Es sind die Forderungen privilegiert, die bei drohender Zahlungsunfähigkeit oder im Stadium der Überschuldung der Gesellschaft entstehen, unabhängig davon, ob die Leistung vor oder nach dem Anteilserwerb erfolgt ist. Beim Fehlschlagen der Sanierungsbemühungen handelt es sich dann im nachfolgenden Insolvenzverfahren um normale Insolvenzforderungen nach § 38 InsO. Wird ein Darlehen erst nach Eröffnung des Insolvenzverfahrens gewährt, handelt es sich um eine reguläre Masseverbindlichkeit der Gesellschaft, § 55 Abs. 1 InsO.

____Ist die Privilegierung zeitlich begrenzt?

Die Privilegierung hält an bis zur nachhaltigen Sanierung der Gesellschaft,  bis zum Ende der Krise durch erfolgreiche Sanierung. Gerät die Gesellschaft danach jedoch erneut in eine Krise, lebt die Privilegierung nicht wieder auf. In einer früheren Krise gewährte Darlehen sind dann auch nur als nachrangige Forderungen gemäß § 39 Abs. 5 Nr. 1 InsO zu behandeln.
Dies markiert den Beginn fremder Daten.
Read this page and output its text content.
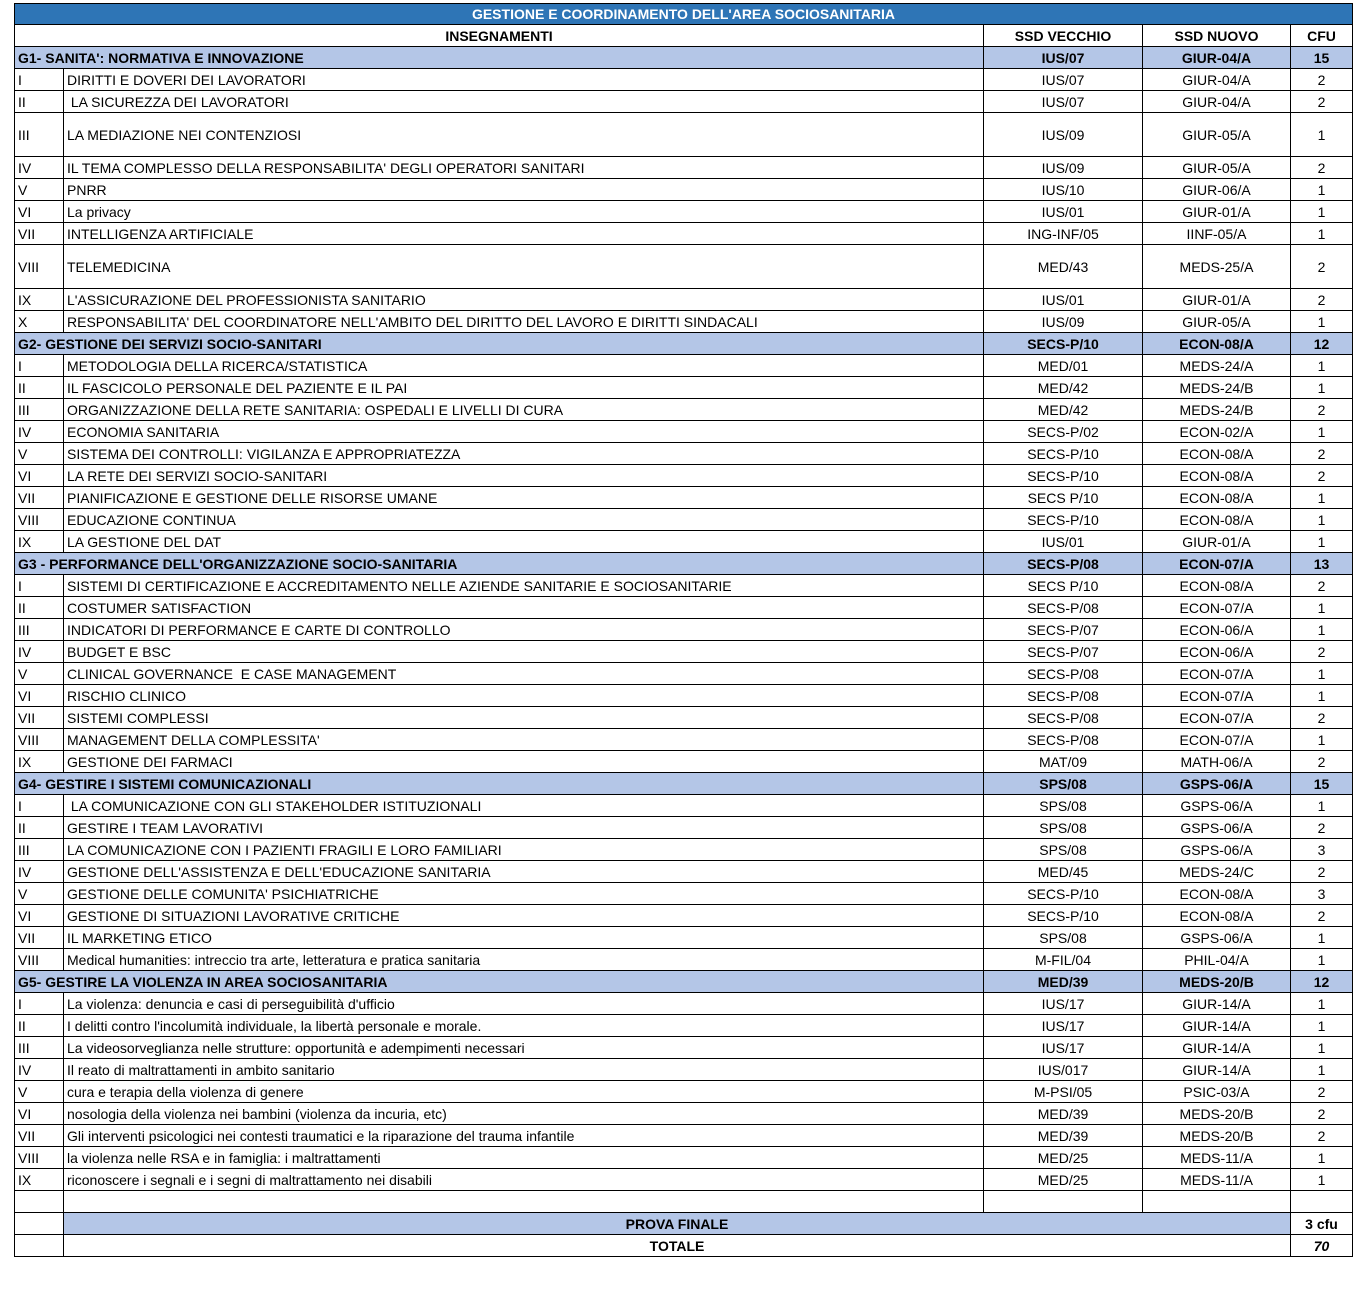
GESTIONE E COORDINAMENTO DELL'AREA SOCIOSANITARIA				
INSEGNAMENTI		SSD VECCHIO	SSD NUOVO	CFU
G1- SANITA': NORMATIVA E INNOVAZIONE		IUS/07	GIUR-04/A	15
I	DIRITTI E DOVERI DEI LAVORATORI	IUS/07	GIUR-04/A	2
II	LA SICUREZZA DEI LAVORATORI	IUS/07	GIUR-04/A	2
III	LA MEDIAZIONE NEI CONTENZIOSI	IUS/09	GIUR-05/A	1
IV	IL TEMA COMPLESSO DELLA RESPONSABILITA' DEGLI OPERATORI SANITARI	IUS/09	GIUR-05/A	2
V	PNRR	IUS/10	GIUR-06/A	1
VI	La privacy	IUS/01	GIUR-01/A	1
VII	INTELLIGENZA ARTIFICIALE	ING-INF/05	IINF-05/A	1
VIII	TELEMEDICINA	MED/43	MEDS-25/A	2
IX	L'ASSICURAZIONE DEL PROFESSIONISTA SANITARIO	IUS/01	GIUR-01/A	2
X	RESPONSABILITA' DEL COORDINATORE NELL'AMBITO DEL DIRITTO DEL LAVORO E DIRITTI SINDACALI	IUS/09	GIUR-05/A	1
G2- GESTIONE DEI SERVIZI SOCIO-SANITARI		SECS-P/10	ECON-08/A	12
I	METODOLOGIA DELLA RICERCA/STATISTICA	MED/01	MEDS-24/A	1
II	IL FASCICOLO PERSONALE DEL PAZIENTE E IL PAI	MED/42	MEDS-24/B	1
III	ORGANIZZAZIONE DELLA RETE SANITARIA: OSPEDALI E LIVELLI DI CURA	MED/42	MEDS-24/B	2
IV	ECONOMIA SANITARIA	SECS-P/02	ECON-02/A	1
V	SISTEMA DEI CONTROLLI: VIGILANZA E APPROPRIATEZZA	SECS-P/10	ECON-08/A	2
VI	LA RETE DEI SERVIZI SOCIO-SANITARI	SECS-P/10	ECON-08/A	2
VII	PIANIFICAZIONE E GESTIONE DELLE RISORSE UMANE	SECS P/10	ECON-08/A	1
VIII	EDUCAZIONE CONTINUA	SECS-P/10	ECON-08/A	1
IX	LA GESTIONE DEL DAT	IUS/01	GIUR-01/A	1
G3 - PERFORMANCE DELL'ORGANIZZAZIONE SOCIO-SANITARIA		SECS-P/08	ECON-07/A	13
I	SISTEMI DI CERTIFICAZIONE E ACCREDITAMENTO NELLE AZIENDE SANITARIE E SOCIOSANITARIE	SECS P/10	ECON-08/A	2
II	COSTUMER SATISFACTION	SECS-P/08	ECON-07/A	1
III	INDICATORI DI PERFORMANCE E CARTE DI CONTROLLO	SECS-P/07	ECON-06/A	1
IV	BUDGET E BSC	SECS-P/07	ECON-06/A	2
V	CLINICAL GOVERNANCE  E CASE MANAGEMENT	SECS-P/08	ECON-07/A	1
VI	RISCHIO CLINICO	SECS-P/08	ECON-07/A	1
VII	SISTEMI COMPLESSI	SECS-P/08	ECON-07/A	2
VIII	MANAGEMENT DELLA COMPLESSITA'	SECS-P/08	ECON-07/A	1
IX	GESTIONE DEI FARMACI	MAT/09	MATH-06/A	2
G4- GESTIRE I SISTEMI COMUNICAZIONALI		SPS/08	GSPS-06/A	15
I	LA COMUNICAZIONE CON GLI STAKEHOLDER ISTITUZIONALI	SPS/08	GSPS-06/A	1
II	GESTIRE I TEAM LAVORATIVI	SPS/08	GSPS-06/A	2
III	LA COMUNICAZIONE CON I PAZIENTI FRAGILI E LORO FAMILIARI	SPS/08	GSPS-06/A	3
IV	GESTIONE DELL'ASSISTENZA E DELL'EDUCAZIONE SANITARIA	MED/45	MEDS-24/C	2
V	GESTIONE DELLE COMUNITA' PSICHIATRICHE	SECS-P/10	ECON-08/A	3
VI	GESTIONE DI SITUAZIONI LAVORATIVE CRITICHE	SECS-P/10	ECON-08/A	2
VII	IL MARKETING ETICO	SPS/08	GSPS-06/A	1
VIII	Medical humanities: intreccio tra arte, letteratura e pratica sanitaria	M-FIL/04	PHIL-04/A	1
G5- GESTIRE LA VIOLENZA IN AREA SOCIOSANITARIA		MED/39	MEDS-20/B	12
I	La violenza: denuncia e casi di perseguibilità d'ufficio	IUS/17	GIUR-14/A	1
II	I delitti contro l'incolumità individuale, la libertà personale e morale.	IUS/17	GIUR-14/A	1
III	La videosorveglianza nelle strutture: opportunità e adempimenti necessari	IUS/17	GIUR-14/A	1
IV	Il reato di maltrattamenti in ambito sanitario	IUS/017	GIUR-14/A	1
V	cura e terapia della violenza di genere	M-PSI/05	PSIC-03/A	2
VI	nosologia della violenza nei bambini (violenza da incuria, etc)	MED/39	MEDS-20/B	2
VII	Gli interventi psicologici nei contesti traumatici e la riparazione del trauma infantile	MED/39	MEDS-20/B	2
VIII	la violenza nelle RSA e in famiglia: i maltrattamenti	MED/25	MEDS-11/A	1
IX	riconoscere i segnali e i segni di maltrattamento nei disabili	MED/25	MEDS-11/A	1

	PROVA FINALE			3 cfu
	TOTALE			70
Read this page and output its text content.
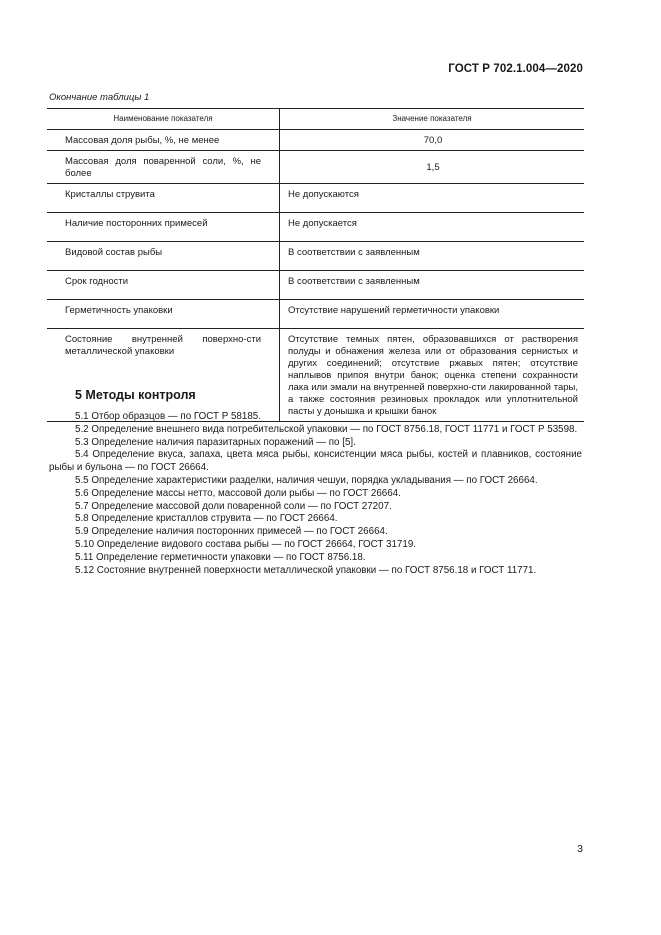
ГОСТ Р 702.1.004—2020
Окончание таблицы 1
Наименование показателя	Значение показателя
Массовая доля рыбы, %, не менее	70,0
Массовая доля поваренной соли, %, не более	1,5
Кристаллы струвита	Не допускаются
Наличие посторонних примесей	Не допускается
Видовой состав рыбы	В соответствии с заявленным
Срок годности	В соответствии с заявленным
Герметичность упаковки	Отсутствие нарушений герметичности упаковки
Состояние внутренней поверхно-сти металлической упаковки	Отсутствие темных пятен, образовавшихся от растворения полуды и обнажения железа или от образования сернистых и других соединений; отсутствие ржавых пятен; отсутствие наплывов припоя внутри банок; оценка степени сохранности лака или эмали на внутренней поверхно-сти лакированной тары, а также состояния резиновых прокладок или уплотнительной пасты у донышка и крышки банок
5 Методы контроля
5.1 Отбор образцов — по ГОСТ Р 58185.
5.2 Определение внешнего вида потребительской упаковки — по ГОСТ 8756.18, ГОСТ 11771 и ГОСТ Р 53598.
5.3 Определение наличия паразитарных поражений — по [5].
5.4 Определение вкуса, запаха, цвета мяса рыбы, консистенции мяса рыбы, костей и плавников, состояние рыбы и бульона — по ГОСТ 26664.
5.5 Определение характеристики разделки, наличия чешуи, порядка укладывания — по ГОСТ 26664.
5.6 Определение массы нетто, массовой доли рыбы — по ГОСТ 26664.
5.7 Определение массовой доли поваренной соли — по ГОСТ 27207.
5.8 Определение кристаллов струвита — по ГОСТ 26664.
5.9 Определение наличия посторонних примесей — по ГОСТ 26664.
5.10 Определение видового состава рыбы — по ГОСТ 26664, ГОСТ 31719.
5.11 Определение герметичности упаковки — по ГОСТ 8756.18.
5.12 Состояние внутренней поверхности металлической упаковки — по ГОСТ 8756.18 и ГОСТ 11771.
3
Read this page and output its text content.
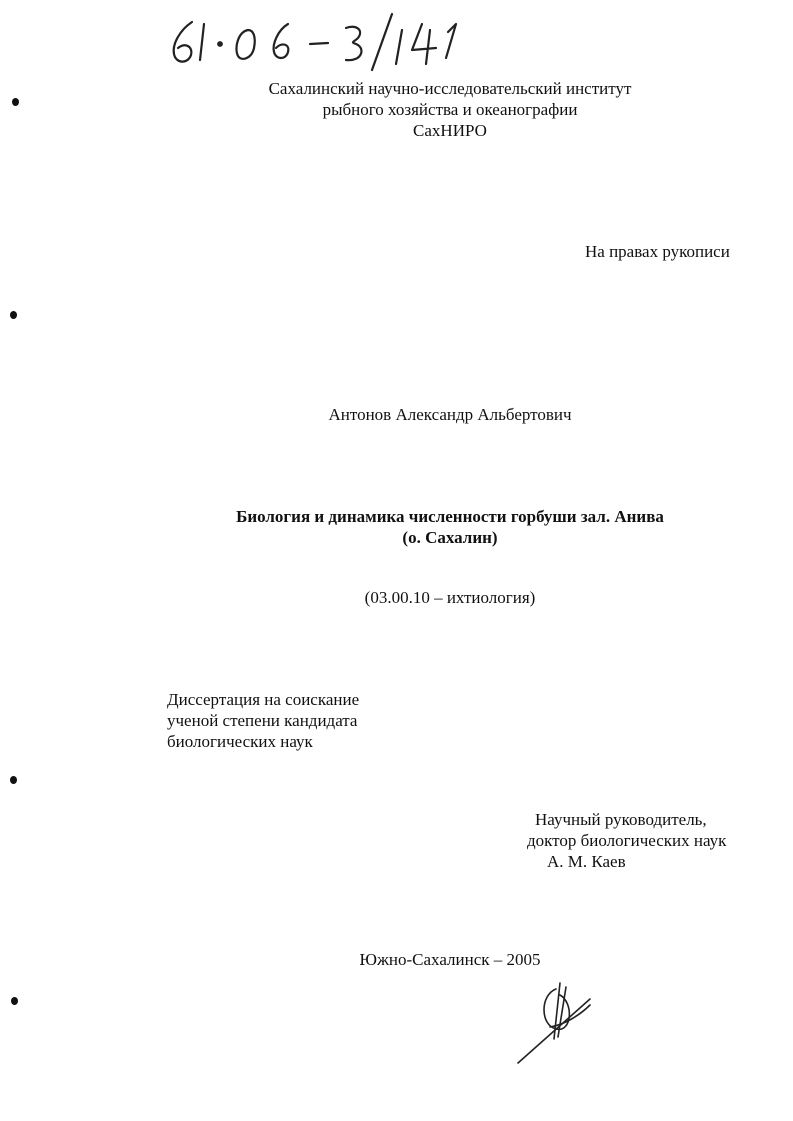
Сахалинский научно-исследовательский институт
рыбного хозяйства и океанографии
СахНИРО
На правах рукописи
Антонов Александр Альбертович
Биология и динамика численности горбуши зал. Анива
(о. Сахалин)
(03.00.10 – ихтиология)
Диссертация на соискание
ученой степени кандидата
биологических наук
Научный руководитель,
доктор биологических наук
А. М. Каев
Южно-Сахалинск – 2005
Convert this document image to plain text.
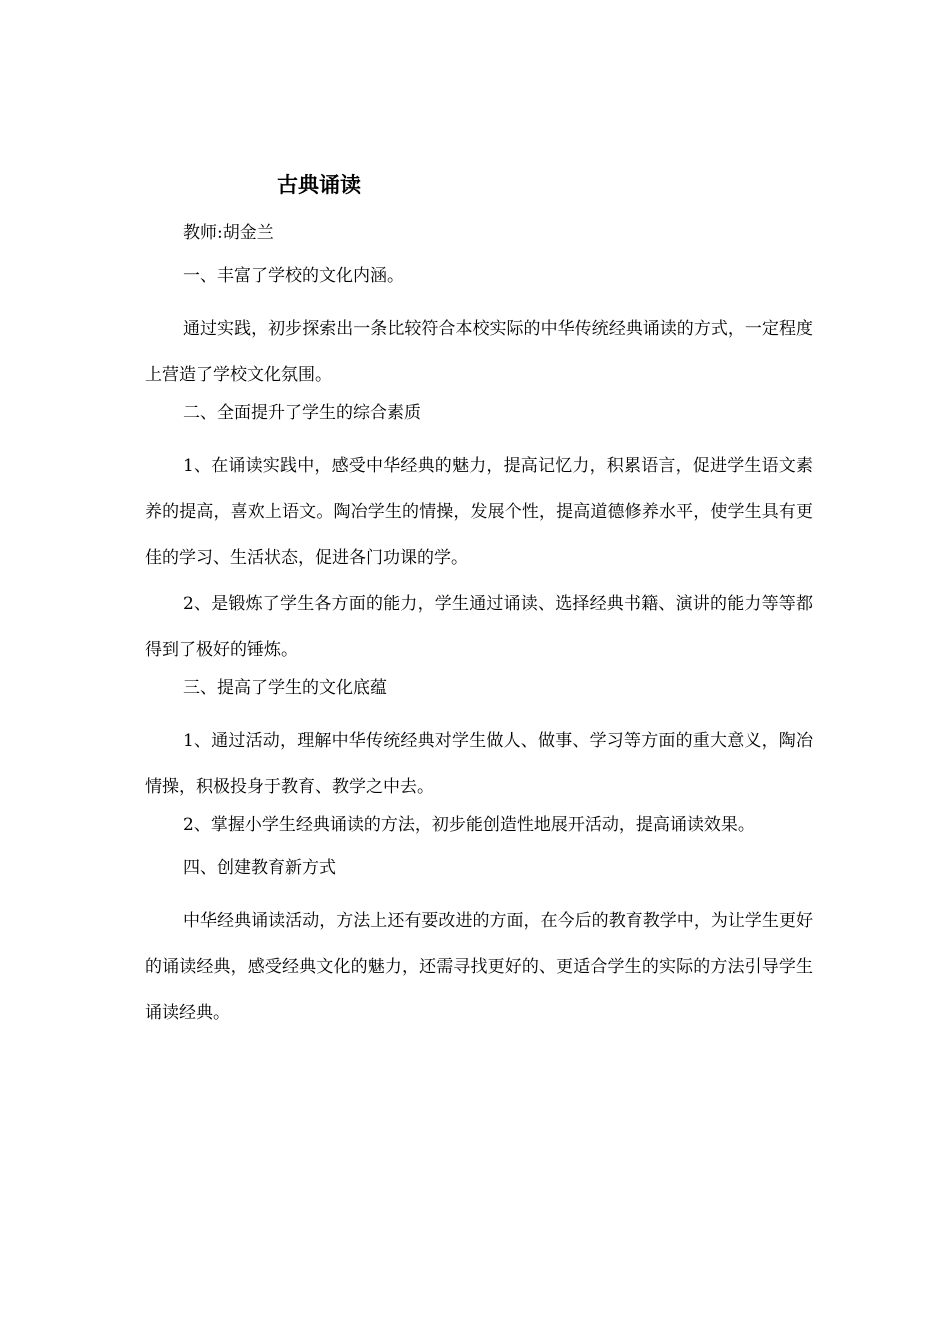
古典诵读

教师:胡金兰

一、丰富了学校的文化内涵。

通过实践，初步探索出一条比较符合本校实际的中华传统经典诵读的方式，一定程度上营造了学校文化氛围。

二、全面提升了学生的综合素质

1、在诵读实践中，感受中华经典的魅力，提高记忆力，积累语言，促进学生语文素养的提高，喜欢上语文。陶冶学生的情操，发展个性，提高道德修养水平，使学生具有更佳的学习、生活状态，促进各门功课的学。

2、是锻炼了学生各方面的能力，学生通过诵读、选择经典书籍、演讲的能力等等都得到了极好的锤炼。

三、提高了学生的文化底蕴

1、通过活动，理解中华传统经典对学生做人、做事、学习等方面的重大意义，陶冶情操，积极投身于教育、教学之中去。

2、掌握小学生经典诵读的方法，初步能创造性地展开活动，提高诵读效果。

四、创建教育新方式

中华经典诵读活动，方法上还有要改进的方面，在今后的教育教学中，为让学生更好的诵读经典，感受经典文化的魅力，还需寻找更好的、更适合学生的实际的方法引导学生诵读经典。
____Welchen Zweck verfolgt das Sanierungsprivileg als Sonderregelung?

Zweck des Sanierungsprivilegs als Sonderregelung ist es, Anreize zu bieten, Gesellschaften Risikokapital zur Verfügung zu stellen und sich an Sanierungen zu beteiligen. Dieser Zweck würde unterlaufen, wenn der in Krisensituationen Sanierungskapital gebende Gesellschafter genau wie die anderen Gesellschafter mit seiner Forderung in einem sich möglicherweise anschließenden Sanierungsverfahren mit seiner Forderung im Rang hinter alle anderen Gläubiger zurücktreten müsste und damit faktisch leer ausginge.

____Welche wesentlichen Unterschiede gibt es zur früheren Rechtslage?

Durch den Wegfall der Rechtsfigur des eigenkapitalersetzenden Darlehens im GmbH-Recht entfallen Überschneidungen zwischen Gesellschafts- und Insolvenzrecht. Das früher bestehende Merkmal der „Krise der Gesellschaft“ gibt es nicht mehr. Jetzt sind alle Gesellschafterdarlehen im Insolvenzfall nachrangig, was für die Praxis eine erhebliche Vereinfachung bedeutet. Darüber hinaus gilt diese Regelung nun auch nicht mehr nur ausdrücklich für die GmbH, sondern rechtsformübergreifend für alle Gesellschaftsformen ohne eine natürliche Person als persönlich haftenden Gesellschafter.

____Wirken sich diese Unterschiede auch in der Praxis aus?

Nunmehr sind alle Forderungen aus Gesellschafterdarlehen oder wirtschaftlich entsprechenden Leistungen nachrangig. Nicht gesetzlich geregelt ist, unter welchen Voraussetzungen eine solche Entsprechung vorliegt. Allerdings ist restriktiv davon auszugehen, dass bestehende Gesellschafterleistungen im Fall der Insolvenz nachrangig sein werden. Nur im Rahmen der zuvor beschriebenen Ausnahme des Anteilserwerbs und der Zurverfügungstellung von Sanierungskapital entfällt der Nachrang von Gesellschafterforderungen. Ungeachtet der Neuregelungen wird das neue Recht jedoch in einer Vielzahl von Fällen zu den gleichen Rechtsfolgen führen wie bisher.